PROPOSITION: SERVING GOD IN CATACLYSMIC OCCURRENCES IS NO SUBSTITUTE FOR COMMUNING WITH HIM ON A DAILY BASIS.
Here are Four lessons from God’s silence in the storm before Elijah.
I. God lets life humble us (1- 4).
A. Elijah was riding the crest of a victory.
Elijah had just single-handedly overseen the embarrassment and execution of the devious prophets of Jezebel’s sinister Baal worship (chapter 18). In chapter 19, Elijah was blamed for the execution (1). No one else was charged with what had been done. Only Elijah was sought for the sake of revenge ("all that Elijah had done").
B. Elijah responded to threat in fear.
Jezebel threatened Elijah (2).
Elijah responded out of fear (3).
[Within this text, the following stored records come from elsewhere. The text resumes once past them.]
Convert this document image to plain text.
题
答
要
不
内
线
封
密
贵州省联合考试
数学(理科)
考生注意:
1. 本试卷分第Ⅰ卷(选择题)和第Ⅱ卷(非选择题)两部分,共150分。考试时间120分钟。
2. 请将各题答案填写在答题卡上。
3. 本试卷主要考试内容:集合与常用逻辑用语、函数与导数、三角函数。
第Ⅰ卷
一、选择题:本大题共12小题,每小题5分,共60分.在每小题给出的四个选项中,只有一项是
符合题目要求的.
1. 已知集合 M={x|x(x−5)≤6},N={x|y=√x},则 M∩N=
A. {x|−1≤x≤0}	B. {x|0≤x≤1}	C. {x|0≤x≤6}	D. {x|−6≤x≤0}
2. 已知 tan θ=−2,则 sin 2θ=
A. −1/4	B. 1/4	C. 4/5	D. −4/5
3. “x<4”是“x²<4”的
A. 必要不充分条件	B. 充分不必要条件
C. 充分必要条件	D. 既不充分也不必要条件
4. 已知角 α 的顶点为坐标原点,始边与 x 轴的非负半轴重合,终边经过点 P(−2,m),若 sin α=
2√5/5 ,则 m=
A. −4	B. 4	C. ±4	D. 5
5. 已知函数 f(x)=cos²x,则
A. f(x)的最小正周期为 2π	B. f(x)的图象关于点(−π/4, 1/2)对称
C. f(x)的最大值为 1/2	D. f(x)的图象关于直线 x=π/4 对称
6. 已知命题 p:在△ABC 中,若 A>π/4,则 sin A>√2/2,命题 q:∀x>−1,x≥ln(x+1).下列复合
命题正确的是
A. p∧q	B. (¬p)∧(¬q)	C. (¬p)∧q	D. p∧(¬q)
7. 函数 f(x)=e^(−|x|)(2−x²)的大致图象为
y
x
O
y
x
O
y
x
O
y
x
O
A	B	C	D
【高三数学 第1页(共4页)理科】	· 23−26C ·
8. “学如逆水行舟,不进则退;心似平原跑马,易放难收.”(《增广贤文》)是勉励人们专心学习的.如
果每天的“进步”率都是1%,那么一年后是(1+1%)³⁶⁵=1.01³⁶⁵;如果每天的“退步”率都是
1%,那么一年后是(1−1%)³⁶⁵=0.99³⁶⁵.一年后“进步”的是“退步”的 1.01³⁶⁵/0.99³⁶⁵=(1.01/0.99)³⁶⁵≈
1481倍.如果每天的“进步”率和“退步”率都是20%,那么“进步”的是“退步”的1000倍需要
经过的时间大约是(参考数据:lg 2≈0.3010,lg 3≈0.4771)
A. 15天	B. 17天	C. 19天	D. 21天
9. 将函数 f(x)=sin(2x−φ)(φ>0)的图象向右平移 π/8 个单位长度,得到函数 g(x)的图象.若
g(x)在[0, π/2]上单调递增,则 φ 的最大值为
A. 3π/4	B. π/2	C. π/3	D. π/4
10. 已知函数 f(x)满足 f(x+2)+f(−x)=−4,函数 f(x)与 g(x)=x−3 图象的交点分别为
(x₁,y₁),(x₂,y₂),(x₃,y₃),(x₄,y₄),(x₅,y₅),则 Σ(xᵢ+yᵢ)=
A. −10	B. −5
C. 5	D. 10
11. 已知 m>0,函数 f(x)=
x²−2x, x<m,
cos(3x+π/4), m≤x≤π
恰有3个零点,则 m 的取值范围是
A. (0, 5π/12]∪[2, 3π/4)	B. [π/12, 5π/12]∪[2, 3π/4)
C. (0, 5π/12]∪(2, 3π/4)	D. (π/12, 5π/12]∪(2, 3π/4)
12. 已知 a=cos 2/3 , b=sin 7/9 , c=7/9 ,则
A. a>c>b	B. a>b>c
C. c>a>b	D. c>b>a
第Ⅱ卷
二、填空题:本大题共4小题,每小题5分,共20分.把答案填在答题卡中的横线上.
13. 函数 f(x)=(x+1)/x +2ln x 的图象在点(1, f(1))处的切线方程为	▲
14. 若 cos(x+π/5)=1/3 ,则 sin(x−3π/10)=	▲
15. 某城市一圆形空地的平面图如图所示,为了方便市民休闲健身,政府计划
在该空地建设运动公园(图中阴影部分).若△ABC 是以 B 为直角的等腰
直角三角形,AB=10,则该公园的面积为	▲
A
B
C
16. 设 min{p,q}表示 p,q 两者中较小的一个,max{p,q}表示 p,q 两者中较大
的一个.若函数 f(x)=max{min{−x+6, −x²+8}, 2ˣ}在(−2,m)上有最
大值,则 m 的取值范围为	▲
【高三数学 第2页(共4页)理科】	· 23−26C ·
He ran for his life. He felt inadequate to face the situation.
Note that he left his servant in Beer-sheba. Elijah was saying, "I want to get alone." He sensed his need to get alone before God and pray (4). Note that he went a day’s journey into the wilderness. Note that he sat down under a juniper tree. When a man or woman feels threatened and inadequate, the safest than most secure thing to do is get alone with God. Moses did it. Joshua did it. So did the prophets, the apostles, Paul, and even the Lord Jesus Himself. Why don’t we?
C. Elijah felt hypocritical.
Elijah was worn out and unfit to make decisions. He wanted another miracle. If he really wanted to die, Jezebel could accommodate him.
Note his feeling of hypocrisy: "I am no better than my fathers". His fathers were weak and now he felt weak. He was critical of them and now he was critical of himself. Do you ever get that way? Can you identify with Elijah?
Elijah realized that he was no better than "his fathers." He was brought down from pride (19: 4). Perhaps he had been critical and over confident.
D. Elijah wanted to die.
In verse four, Elijah requested to die. Now tell me that he did not feel bad. Tell me that he felt up to the situation. Tell me that he was just bubbling with the joy of the Lord. You know as well as I that he was hurting. You know very well that he was showing himself just as human and you and me.
Note also that he thought he could handle no more (it is enough!). He probably yelled this. He probably really uncorked on this statement.